Let’s say one of the copies you got from either parent is mutated in a way that makes this protein either not work, or not get synthesized at all. (A mutation you get from a parent is called a “germline” mutation; germ cells make sperm and egg cells. Mutations that happen in your body after you’re conceived are called “somatic.”) In this case, you’re born with one hit in every single cell already. All it takes is for the second copy to get mutated anywhere (along with other complex events I won’t describe today,) and you’re well on your way to cancer. Thus, when someone is born with one of these BRCA mutations, s/he is far more likely to develop breast or ovarian cancer – up to a 65% or more lifetime chance or breast cancer. In addition, a parent with an inherited mutation has a 50% chance of passing it to each offspring.
Imagine a situation in which most people get to roll two dice, and rolling two 3s means a likely cancer sentence. People born with these mutations have two dice, but one of them has 3s on all sides.
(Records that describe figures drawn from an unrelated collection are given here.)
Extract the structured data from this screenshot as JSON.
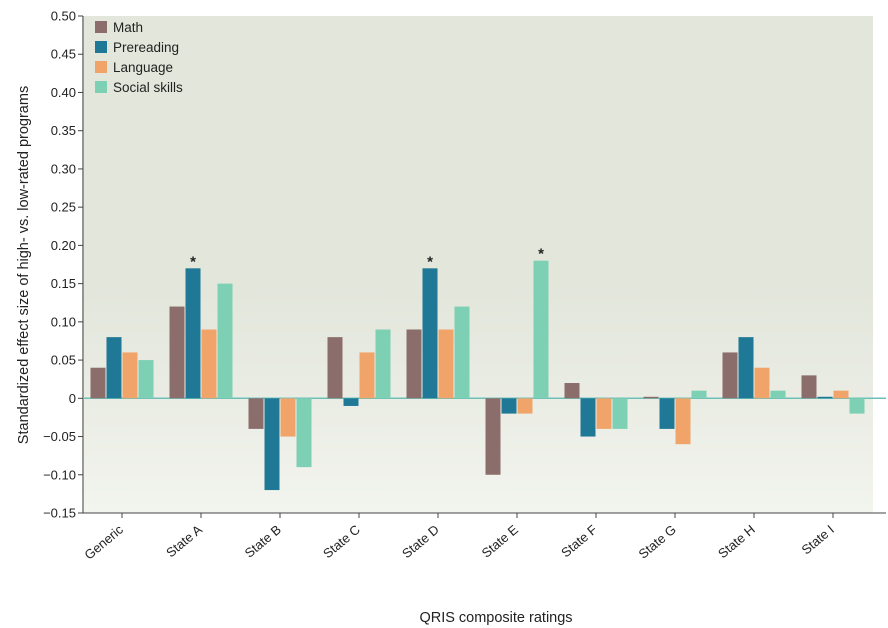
{
  "chart_data": {
    "type": "bar",
    "categories": [
      "Generic",
      "State A",
      "State B",
      "State C",
      "State D",
      "State E",
      "State F",
      "State G",
      "State H",
      "State I"
    ],
    "series": [
      {
        "name": "Math",
        "values": [
          0.04,
          0.12,
          -0.04,
          0.08,
          0.09,
          -0.1,
          0.02,
          0.002,
          0.06,
          0.03
        ]
      },
      {
        "name": "Prereading",
        "values": [
          0.08,
          0.17,
          -0.12,
          -0.01,
          0.17,
          -0.02,
          -0.05,
          -0.04,
          0.08,
          0.002
        ]
      },
      {
        "name": "Language",
        "values": [
          0.06,
          0.09,
          -0.05,
          0.06,
          0.09,
          -0.02,
          -0.04,
          -0.06,
          0.04,
          0.01
        ]
      },
      {
        "name": "Social skills",
        "values": [
          0.05,
          0.15,
          -0.09,
          0.09,
          0.12,
          0.18,
          -0.04,
          0.01,
          0.01,
          -0.02
        ]
      }
    ],
    "colors": {
      "Math": "#8b6d6b",
      "Prereading": "#1e7896",
      "Language": "#f0a46a",
      "Social skills": "#7dd0b4"
    },
    "significance_markers": [
      {
        "category": "State A",
        "series": "Prereading",
        "label": "*"
      },
      {
        "category": "State D",
        "series": "Prereading",
        "label": "*"
      },
      {
        "category": "State E",
        "series": "Social skills",
        "label": "*"
      }
    ],
    "ylim": [
      -0.15,
      0.5
    ],
    "yticks": [
      "0.50",
      "0.45",
      "0.40",
      "0.35",
      "0.30",
      "0.25",
      "0.20",
      "0.15",
      "0.10",
      "0.05",
      "0",
      "−0.05",
      "−0.10",
      "−0.15"
    ],
    "ytick_values": [
      0.5,
      0.45,
      0.4,
      0.35,
      0.3,
      0.25,
      0.2,
      0.15,
      0.1,
      0.05,
      0,
      -0.05,
      -0.1,
      -0.15
    ],
    "xlabel": "QRIS composite ratings",
    "ylabel": "Standardized effect size of high- vs. low-rated programs",
    "legend_position": "top-left",
    "grid": false
  }
}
You see Food Babe, there is much that scientists have to learn about cancer. But there is much that science already knows. While my explanation is extremely abridged, it is embarrassingly obvious that you DON’T UNDERSTAND WHAT YOU’RE TALKING ABOUT. It’s painfully clear that you are “puzzled.” Not for the snarky reason you imply, but because you have no idea how these type of cancers happen. If you did, you would realize that eating the “best foods” or avoiding toxins won’t “prevent cancer naturally.”
Yes, cancers are immeasurably more complex than I’ve described them here. Yes, healthy diet and lifestyle are important. But what you deem “healthy” and what experts deem healthy are vastly different. Environmental factors that cause cancer include smoking, obesity, certain viral infections, and radon gas. Factors that don’t cause cancer include GMO foods, vaccines, sugar, and caramel coloring in lattes. Things that don’t prevent or treat cancer include organic foods, herbal remedies, or green juice. What you’re doing boils down to victim-blaming and fear-mongering.
In case you haven’t noticed, the pro-science community has had enough. Extraordinary claims require extraordinary evidence. Put up or shut up.